Нет-нет, говорит чей-то голос. Не Кора Бахман, не сестра Кристина, а совсем другое существо стоит в рассеянном утреннем свете посреди моей палаты, подходит к койке, подает мне широкую пухлую руку, напористо и чуточку шепеляво желает мне доброго утра, а затем, поворачиваясь вокруг своей оси, она - это существо в самом деле женского пола - пристально изучает каждый предмет в палате, в том числе и меня, одобрительно, как мне представляется. Я - Эльвира, говорит она, с грохотом извлекает из железного футляра пустое мусорное ведро, выносит его в коридор, чтобы опорожнить, быстро возвращается и, опять-таки с изрядным шумом, водворяет его на место, снова подходит к моей койке, снова подает мне руку: Всего доброго вам и до свиданьица! Я вижу деформацию в лице Эльвиры, чувствую вялое пожатие бесформенной руки, стремление к четкой форме не сумело пробить себе дорогу в ее теле и выразиться, но в чертах сквозит нечто вроде симпатии. Я говорю: Спасибо, Эльвира. И до свидания. - До скорого, да? - говорит Эльвира. Да, - отвечаю я.- До скорого.
Сестра Кристина досадует, что не смогла помешать Эльвире заявиться ко мне в такую рань. Сказала ведь ей, чтобы не тревожила меня, дала поспать, только очень уж она любопытная, вот в чем дело, никакого удержу. Сестра Кристина намерена сама проверить обе капельницы, и проконтролировать дренажи, выведенные из раны на животе, и поменять мешки, в которых собирается жидкость. Затем она передает пациентку сестре Маргот, чуть толстоватой, чуть шумноватой и уже сейчас, ранним утром, пахнущей потом, запах чувствуется, когда она наклоняется умыть пациентку. И слишком громко говорит, обращаясь к ней во множественном числе: Сейчас-сейчас, мы быстро, приподнимем-ка ногу еще чуть-чуть, а? Нам ведь хочется выглядеть в операционной красиво, да? Наконец она открывает окно и уходит, а я с облегчением вдыхаю свежий утренний воздух. Так, говорит сестра Кристина, а теперь знаменитый укольчик, скоро все станет вам приятно-безразлично. Главное - думайте, что идете под нож последний раз. Она надевает пациентке марлевый чепчик, прячет под него волосы, которые в парикмахерской, к счастью, обкорнали совсем коротко, но в операционную ее везет, увы, опять сестра Эвелин, аккуратная, изящная, невзирая на ранний час, превосходно подкрашенная, и опять койка пересчитывает все углы. Вообще-то еще рано, ну да ничего. Все равно я первая на очереди.

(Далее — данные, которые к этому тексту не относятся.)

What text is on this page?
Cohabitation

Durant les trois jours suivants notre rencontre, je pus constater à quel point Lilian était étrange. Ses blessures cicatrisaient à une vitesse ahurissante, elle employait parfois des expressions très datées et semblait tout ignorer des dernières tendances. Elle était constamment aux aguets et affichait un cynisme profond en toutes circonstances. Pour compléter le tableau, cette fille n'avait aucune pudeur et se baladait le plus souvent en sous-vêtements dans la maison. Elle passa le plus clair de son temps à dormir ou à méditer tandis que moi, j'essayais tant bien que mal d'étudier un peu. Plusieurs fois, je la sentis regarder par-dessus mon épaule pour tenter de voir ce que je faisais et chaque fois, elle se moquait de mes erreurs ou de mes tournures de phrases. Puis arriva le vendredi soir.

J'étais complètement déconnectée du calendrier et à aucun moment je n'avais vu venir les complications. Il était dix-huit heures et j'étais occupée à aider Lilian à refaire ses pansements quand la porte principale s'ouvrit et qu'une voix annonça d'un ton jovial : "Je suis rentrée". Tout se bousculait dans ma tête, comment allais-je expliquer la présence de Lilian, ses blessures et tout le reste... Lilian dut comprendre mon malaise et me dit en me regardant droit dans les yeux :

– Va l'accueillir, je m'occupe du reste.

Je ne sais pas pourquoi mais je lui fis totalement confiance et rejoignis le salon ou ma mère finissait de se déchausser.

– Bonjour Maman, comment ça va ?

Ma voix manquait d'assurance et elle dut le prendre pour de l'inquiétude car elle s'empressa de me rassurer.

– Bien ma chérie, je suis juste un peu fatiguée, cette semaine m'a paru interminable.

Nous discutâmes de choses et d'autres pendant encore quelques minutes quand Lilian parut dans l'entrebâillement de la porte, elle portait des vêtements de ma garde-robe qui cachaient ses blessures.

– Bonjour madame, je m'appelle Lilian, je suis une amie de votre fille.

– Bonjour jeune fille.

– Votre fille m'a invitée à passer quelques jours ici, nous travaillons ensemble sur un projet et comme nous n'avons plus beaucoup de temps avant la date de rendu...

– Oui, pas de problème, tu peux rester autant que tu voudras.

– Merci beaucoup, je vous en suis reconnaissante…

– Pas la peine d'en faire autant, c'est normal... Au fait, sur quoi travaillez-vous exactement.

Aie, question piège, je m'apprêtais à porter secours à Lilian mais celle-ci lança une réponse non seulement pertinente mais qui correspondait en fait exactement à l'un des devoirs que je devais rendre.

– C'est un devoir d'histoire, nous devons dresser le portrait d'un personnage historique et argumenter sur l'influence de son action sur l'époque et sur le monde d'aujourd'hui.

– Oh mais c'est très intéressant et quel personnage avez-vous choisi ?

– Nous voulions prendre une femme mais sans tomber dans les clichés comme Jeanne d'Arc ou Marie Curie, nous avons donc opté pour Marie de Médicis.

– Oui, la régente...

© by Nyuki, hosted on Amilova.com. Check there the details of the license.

На самом деле это не повод чувствовать себя польщенной, очередность в операционной наверняка устанавливают не в зависимости от чинов и заслуг, а, к примеру, в зависимости от серьезности положения. Она успевает немножко поиграть некоторой двусмысленностью этой фразы, потом вся в зеленом, вся цвета темной морской волны входит операционная сестра. Так она представляется: Я - операционная сестра, - и начинает разговор, простыми, короткими фразами. Пациентка слышит свои немногословные ответы, слышит как бы издалека. Узнаёт - сквозь все более толстый слой ваты, - что эта сестра нынче впервые вновь вышла на дежурство. Что она не одну неделю бюллетенила, из-за гепатита, в операционной заразилась. Что у нее двое детей и муж-инженер. Пациентка говорит: Вот как? И: Да что вы? И: Как замечательно для вас, - и видит, как операционная сестра, стоя к ней спиной, что-то достает из стеклянного шкафа, набирает шприцы, ловко совершает какие-то манипуляции. Входит мужчина, через дверь с табличкой ОПЕРАЦИОННАЯ 1, он тоже в темно-зеленом, и на голове у него зеленая шапочка, из-под которой - сейчас это отчетливо видно - выглядывают седеющие на висках волосы. Он хочет поздороваться с нею, пока она не уснула, это завотделением, он пожимает ей руку, вопросительно смотрит на сестру, та говорит: Все в порядке. Я с ней разговаривала. Пациентка осознает, что разговор с нею - одна из обязанностей операционной сестры, но это ей не мешает. Отлично, говорит завотделением. Все будет хорошо. Ну конечно, говорит она и с легкой иронией думает: а как же иначе-то?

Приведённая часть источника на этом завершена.